424. Work

Everyone has different ideas about what qualifies as work, play, or rest. If some people are involved in a basketball game, and they seem to be having fun, their activity could be called “play.” If it doesn’t seem as difficult as other things they do, it could be called “rest.” And if they get paid, some people think of that as “work.” The boundaries between work, play, and rest aren’t as well-defined as some people think.
With that ambiguity in mind, let’s take a look at “laziness.” I think most people do what they think they need to do to get their lives going. Some think they need lots of money, and they often do work they’d really rather not do so that they’ll get money. To some of them, people who enjoy their work but don’t earn as much can seem lazy. Some people earn a lot by sitting at desks and talking to people, while others earn very little by lifting heavy things all day, or doing other work many of them would rather not do. Some people want to find jobs, and can’t. Some are accused of not even wanting to find jobs – just living off the work of others. I don’t buy that point of view, but I know people who swear by it.

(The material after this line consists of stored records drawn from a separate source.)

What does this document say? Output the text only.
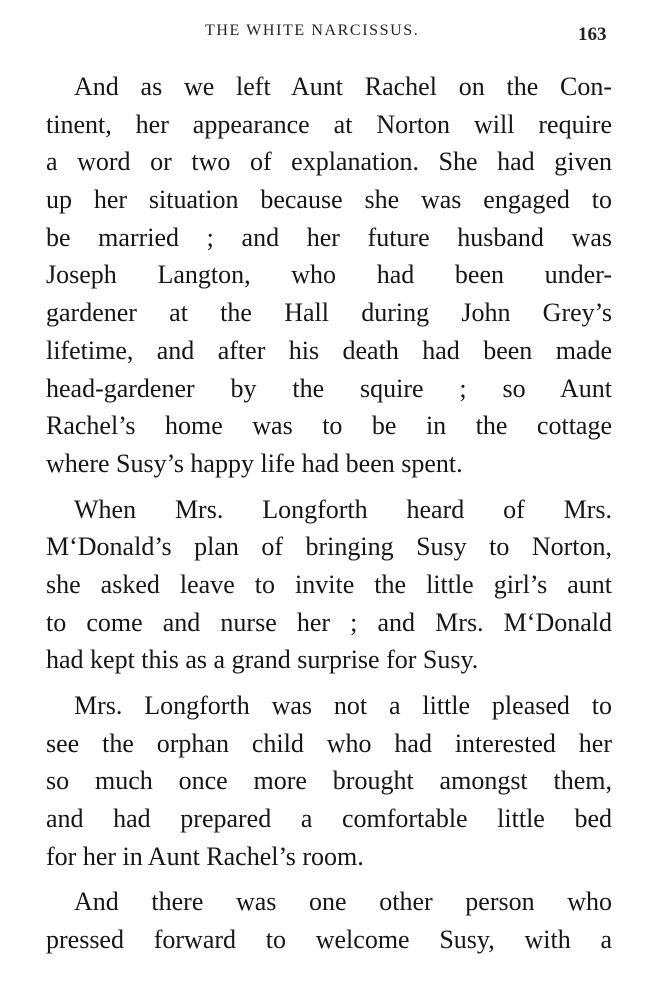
THE WHITE NARCISSUS.	163
And as we left Aunt Rachel on the Con-
tinent, her appearance at Norton will require
a word or two of explanation. She had given
up her situation because she was engaged to
be married ; and her future husband was
Joseph Langton, who had been under-
gardener at the Hall during John Grey’s
lifetime, and after his death had been made
head-gardener by the squire ; so Aunt
Rachel’s home was to be in the cottage
where Susy’s happy life had been spent.
When Mrs. Longforth heard of Mrs.
M‘Donald’s plan of bringing Susy to Norton,
she asked leave to invite the little girl’s aunt
to come and nurse her ; and Mrs. M‘Donald
had kept this as a grand surprise for Susy.
Mrs. Longforth was not a little pleased to
see the orphan child who had interested her
so much once more brought amongst them,
and had prepared a comfortable little bed
for her in Aunt Rachel’s room.
And there was one other person who
pressed forward to welcome Susy, with a
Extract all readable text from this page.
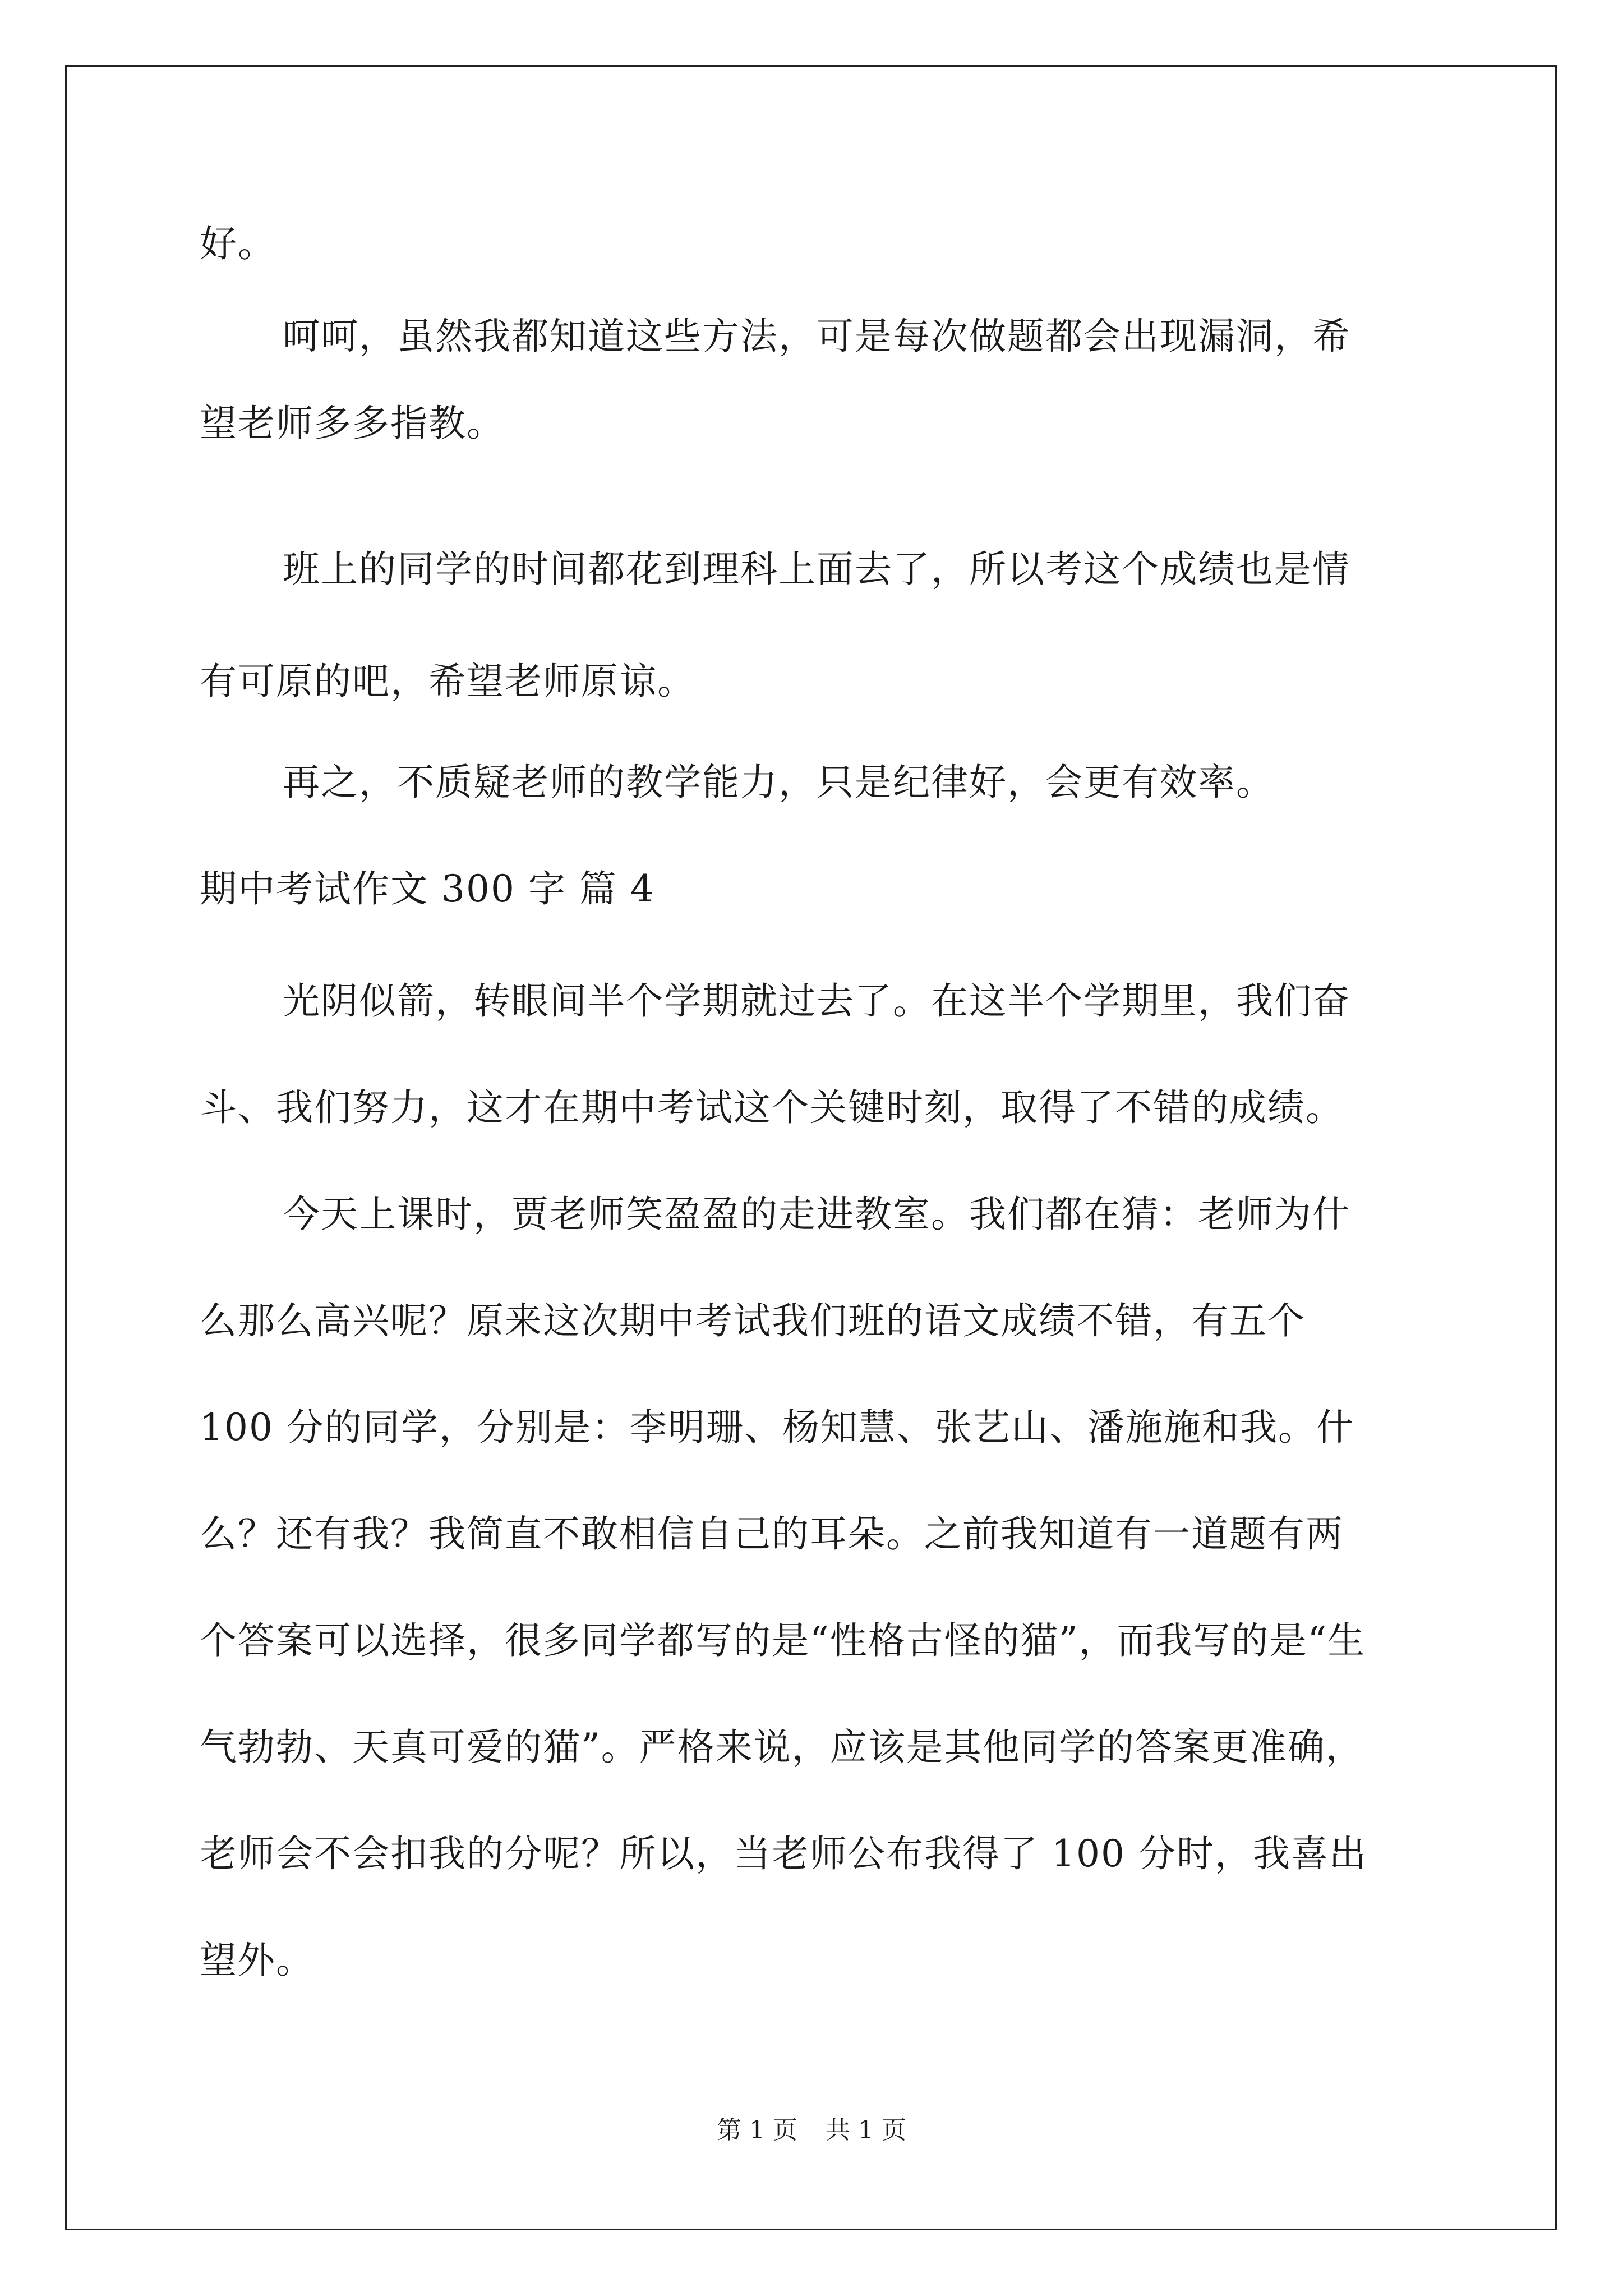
好。
呵呵，虽然我都知道这些方法，可是每次做题都会出现漏洞，希
望老师多多指教。
班上的同学的时间都花到理科上面去了，所以考这个成绩也是情
有可原的吧，希望老师原谅。
再之，不质疑老师的教学能力，只是纪律好，会更有效率。
期中考试作文 300 字 篇 4
光阴似箭，转眼间半个学期就过去了。在这半个学期里，我们奋
斗、我们努力，这才在期中考试这个关键时刻，取得了不错的成绩。
今天上课时，贾老师笑盈盈的走进教室。我们都在猜：老师为什
么那么高兴呢？原来这次期中考试我们班的语文成绩不错，有五个
100 分的同学，分别是：李明珊、杨知慧、张艺山、潘施施和我。什
么？还有我？我简直不敢相信自己的耳朵。之前我知道有一道题有两
个答案可以选择，很多同学都写的是“性格古怪的猫”，而我写的是“生
气勃勃、天真可爱的猫”。严格来说，应该是其他同学的答案更准确，
老师会不会扣我的分呢？所以，当老师公布我得了 100 分时，我喜出
望外。
第 1 页 共 1 页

To me, there’s no point or truth in calling any of these people “lazy.” I think they’re all doing what they think they need to do. Human beings have a long history of trying to avoid hard work. They’ve invented all kinds of gadgets that make work easier, or unnecessary. We haven’t called people “lazy” because they’ve moved to California using covered wagons or trucks, rather than carrying their belongings on their backs. But really, the horses and trucks did a lot of their work. And over the years, I’ve heard many people who’ve said and believed that they’ve built their own homes. Most of them relied heavily on many other workers.

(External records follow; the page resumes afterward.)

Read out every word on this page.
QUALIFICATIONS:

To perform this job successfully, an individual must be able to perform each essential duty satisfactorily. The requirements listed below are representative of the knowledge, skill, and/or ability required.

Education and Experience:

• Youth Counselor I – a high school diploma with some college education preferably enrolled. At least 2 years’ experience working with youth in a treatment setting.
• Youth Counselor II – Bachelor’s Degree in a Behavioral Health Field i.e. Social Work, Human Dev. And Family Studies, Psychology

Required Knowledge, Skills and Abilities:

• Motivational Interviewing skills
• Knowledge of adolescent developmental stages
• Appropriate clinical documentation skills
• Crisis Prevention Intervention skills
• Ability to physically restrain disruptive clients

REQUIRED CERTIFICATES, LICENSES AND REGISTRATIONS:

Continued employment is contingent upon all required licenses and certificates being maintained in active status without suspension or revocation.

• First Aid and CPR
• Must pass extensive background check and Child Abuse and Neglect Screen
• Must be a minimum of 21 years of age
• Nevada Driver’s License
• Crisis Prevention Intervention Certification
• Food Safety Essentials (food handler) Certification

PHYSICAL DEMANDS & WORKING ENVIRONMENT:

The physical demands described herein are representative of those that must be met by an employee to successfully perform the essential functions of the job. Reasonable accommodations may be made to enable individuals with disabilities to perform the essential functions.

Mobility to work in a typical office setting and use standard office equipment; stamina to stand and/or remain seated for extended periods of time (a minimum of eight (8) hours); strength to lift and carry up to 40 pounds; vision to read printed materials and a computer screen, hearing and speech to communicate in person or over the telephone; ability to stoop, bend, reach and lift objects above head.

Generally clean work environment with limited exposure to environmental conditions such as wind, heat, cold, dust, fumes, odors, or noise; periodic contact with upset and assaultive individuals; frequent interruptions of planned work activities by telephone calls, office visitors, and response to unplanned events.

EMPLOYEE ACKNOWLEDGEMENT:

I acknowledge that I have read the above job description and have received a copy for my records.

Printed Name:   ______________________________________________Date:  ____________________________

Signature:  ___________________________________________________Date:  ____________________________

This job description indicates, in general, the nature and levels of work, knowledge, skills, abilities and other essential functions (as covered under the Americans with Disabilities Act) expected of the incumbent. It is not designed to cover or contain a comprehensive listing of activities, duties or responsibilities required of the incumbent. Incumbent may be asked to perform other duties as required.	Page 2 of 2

Now, let’s look at the child who is not doing the work the teacher has assigned. Maybe the child is not interested in the work – does not think the work has anything to do with him/her. Maybe it’s lack of confidence – why struggle to do what’s impossible? Perhaps he/she does not like being told what to do, and is rebelling. It could be that the child is not even aware that there’s work to do; not everything a teacher says or writes is necessarily heard or read. Calling a child or adult “lazy” may help whoever is using that label; we all need to make sense of our experiences. But I don’t think it’s accurate or useful.
I’ve spent much of my life thinking I’ve been lazy. After all, there’s been plenty of work I haven’t done, even though I could have. I could have exercised more. I could have taken more courses. I could have chosen a career that made me richer. And now, I could do things to earn more money. I consciously think I lack energy, and the medical world backs me up on that. But there are still unconscious murmurings inside me telling me I’m lazy.
I’m not lazy. Neither are you. Neither is the adult who hasn’t found a job or the child who isn’t doing the worksheet.